L’ÉVOLUTION DES NOUVEAUX MÉDIAS
Les nouveaux médias sont apparus à la fin des années 1980, lorsque des plateformes de divertissement, comme les talk-shows, les émissions de télévision et les journaux à sensation, ont joué un rôle politique de premier plan et ont donné naissance au genre de l’infotainment (info-divertissement).

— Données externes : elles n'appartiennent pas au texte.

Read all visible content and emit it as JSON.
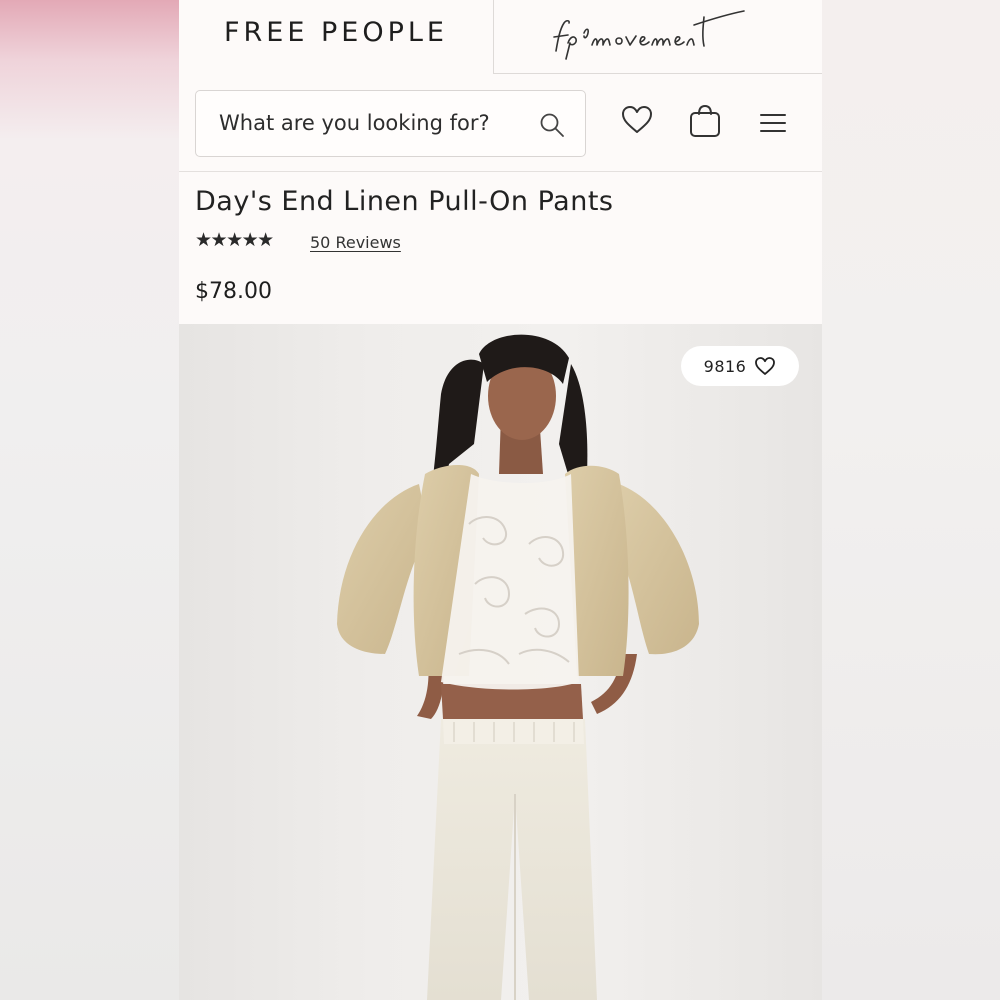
{
  "header": {
    "brand_primary": "FREE PEOPLE",
    "brand_secondary": "fpmovement"
  },
  "search": {
    "placeholder": "What are you looking for?"
  },
  "icons": {
    "search": "search-icon",
    "wishlist": "heart-icon",
    "bag": "shopping-bag-icon",
    "menu": "hamburger-menu-icon",
    "favorite": "heart-outline-icon"
  },
  "product": {
    "title": "Day's End Linen Pull-On Pants",
    "rating_stars": "★★★★★",
    "rating": 5,
    "reviews_label": "50 Reviews",
    "price": "$78.00",
    "favorites_count": "9816"
  },
  "colors": {
    "text": "#222222",
    "background": "#fdfaf9",
    "border": "#d9d5d3"
  }
}
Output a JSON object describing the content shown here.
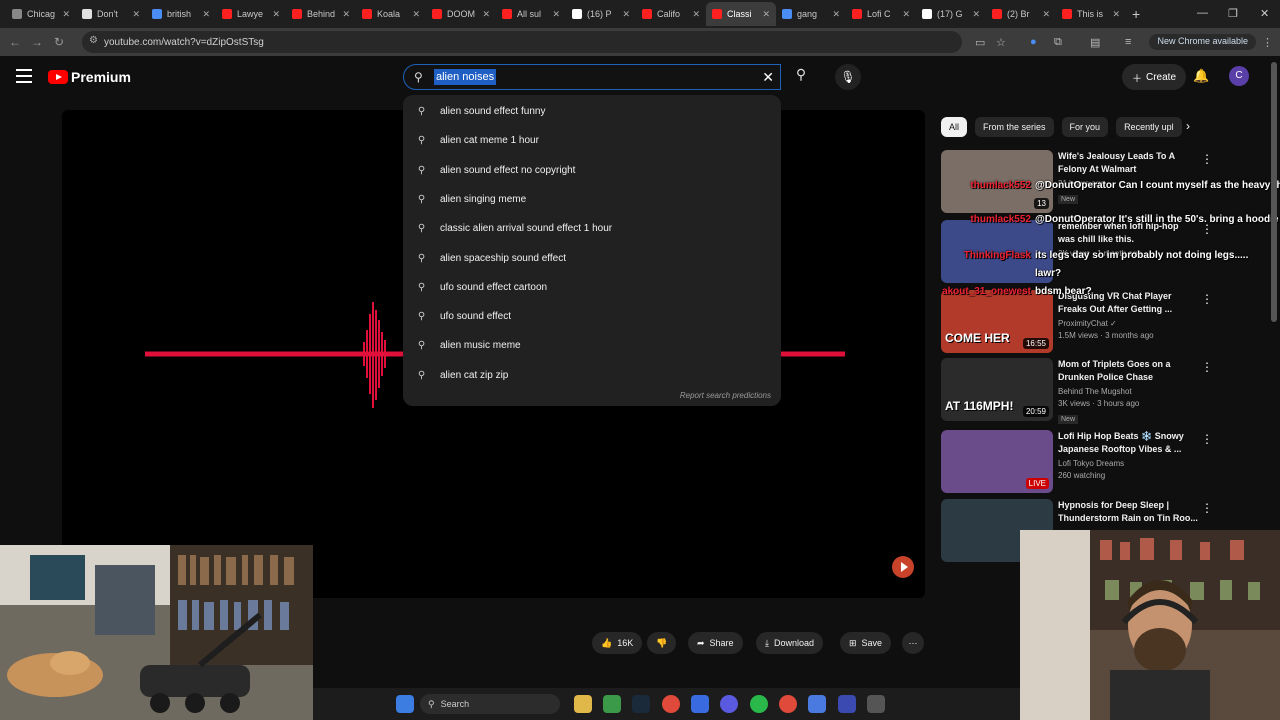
{
  "browser": {
    "tabs": [
      {
        "label": "Chicag",
        "color": "#888888"
      },
      {
        "label": "Don't",
        "color": "#e0e0e0"
      },
      {
        "label": "british",
        "color": "#4a8df5"
      },
      {
        "label": "Lawye",
        "color": "#ff2020"
      },
      {
        "label": "Behind",
        "color": "#ff2020"
      },
      {
        "label": "Koala",
        "color": "#ff2020"
      },
      {
        "label": "DOOM",
        "color": "#ff2020"
      },
      {
        "label": "All sul",
        "color": "#ff2020"
      },
      {
        "label": "(16) P",
        "color": "#ffffff"
      },
      {
        "label": "Califo",
        "color": "#ff2020"
      },
      {
        "label": "Classi",
        "color": "#ff2020",
        "active": true
      },
      {
        "label": "gang",
        "color": "#4a8df5"
      },
      {
        "label": "Lofi C",
        "color": "#ff2020"
      },
      {
        "label": "(17) G",
        "color": "#ffffff"
      },
      {
        "label": "(2) Br",
        "color": "#ff2020"
      },
      {
        "label": "This is",
        "color": "#ff2020"
      }
    ],
    "url": "youtube.com/watch?v=dZipOstSTsg",
    "new_chrome": "New Chrome available"
  },
  "header": {
    "logo": "Premium",
    "search_value": "alien noises",
    "create_label": "Create",
    "avatar_letter": "C"
  },
  "suggestions": [
    "alien sound effect funny",
    "alien cat meme 1 hour",
    "alien sound effect no copyright",
    "alien singing meme",
    "classic alien arrival sound effect 1 hour",
    "alien spaceship sound effect",
    "ufo sound effect cartoon",
    "ufo sound effect",
    "alien music meme",
    "alien cat zip zip"
  ],
  "report_link": "Report search predictions",
  "chips": [
    "All",
    "From the series",
    "For you",
    "Recently upl"
  ],
  "sidebar_videos": [
    {
      "title": "Wife's Jealousy Leads To A Felony At Walmart",
      "channel": "",
      "stats": "21 hours ago",
      "badge": "New",
      "duration": "13",
      "thumb": "#7a6e66"
    },
    {
      "title": "remember when lofi hip-hop was chill like this.",
      "channel": "",
      "stats": "2K views · 1 month ago",
      "badge": "",
      "duration": "",
      "thumb": "#3d4a8a"
    },
    {
      "title": "Disgusting VR Chat Player Freaks Out After Getting ...",
      "channel": "ProximityChat ✓",
      "stats": "1.5M views · 3 months ago",
      "badge": "",
      "duration": "16:55",
      "thumb": "#b23a2a",
      "overlay_text": "COME HER"
    },
    {
      "title": "Mom of Triplets Goes on a Drunken Police Chase",
      "channel": "Behind The Mugshot",
      "stats": "3K views · 3 hours ago",
      "badge": "New",
      "duration": "20:59",
      "thumb": "#2b2b2b",
      "overlay_text": "AT 116MPH!"
    },
    {
      "title": "Lofi Hip Hop Beats ❄️ Snowy Japanese Rooftop Vibes & ...",
      "channel": "Lofi Tokyo Dreams",
      "stats": "260 watching",
      "badge": "",
      "duration": "LIVE",
      "thumb": "#6a4c8a"
    },
    {
      "title": "Hypnosis for Deep Sleep | Thunderstorm Rain on Tin Roo...",
      "channel": "",
      "stats": "",
      "badge": "",
      "duration": "",
      "thumb": "#2c3a44"
    }
  ],
  "chat": [
    {
      "name": "thumlack552",
      "text": "@DonutOperator Can I count myself as the heavy thing?"
    },
    {
      "name": "thumlack552",
      "text": "@DonutOperator It's still in the 50's. bring a hoodie"
    },
    {
      "name": "ThinkingFlask",
      "text": "its legs day so im probably not doing legs....."
    },
    {
      "name": "",
      "text": "lawr?"
    },
    {
      "name": "akout_31_onewest",
      "text": "bdsm bear?"
    }
  ],
  "actions": {
    "likes": "16K",
    "share": "Share",
    "download": "Download",
    "save": "Save"
  },
  "taskbar": {
    "search": "Search"
  }
}
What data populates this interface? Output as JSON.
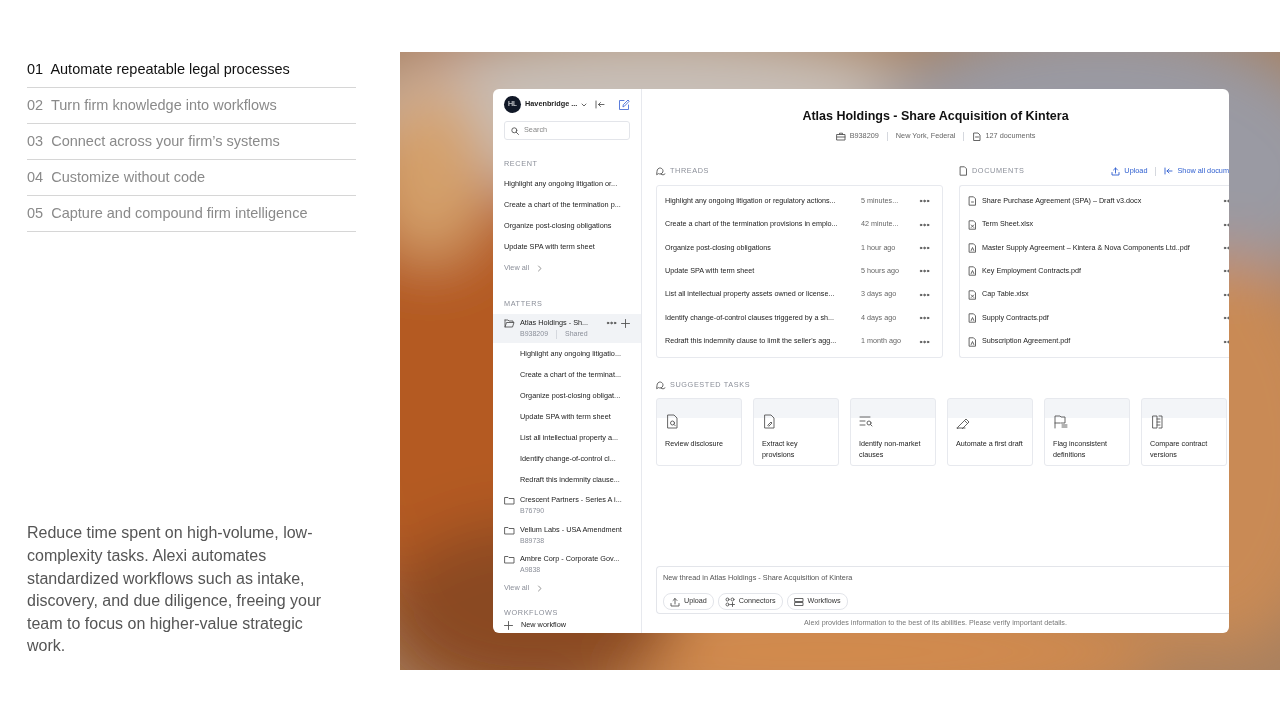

L’info-divertissement brouille les frontières entre les informations et le divertissement, et privilégie les histoires sensationnelles et à scandale aux informations concrètes. Les hommes politiques se sont tournés vers les nouveaux médias pour contourner le contrôle de la presse grand public sur l’agenda des informations. L’accent mis sur l’info-divertissement par les nouveaux médias à ce stade précoce a offert aux dirigeants politiques et aux candidats un lieu plus convivial pour se présenter au public que les médias traditionnels. Lors de l’élection présidentielle de 2022, le candidat Mélenchon est apparu comme dans talk-show télévisé avec son hologramme, créant ainsi une image chaleureuse et personnelle qui a donné le ton à sa campagne. La fusion de la politique et du divertissement a attiré des publics qui s’étaient habituellement désintéressés des affaires publiques. Elle pourrait favorisé l’ascension de politiciens et préparé le terrain pour un président de “télé-réalité”.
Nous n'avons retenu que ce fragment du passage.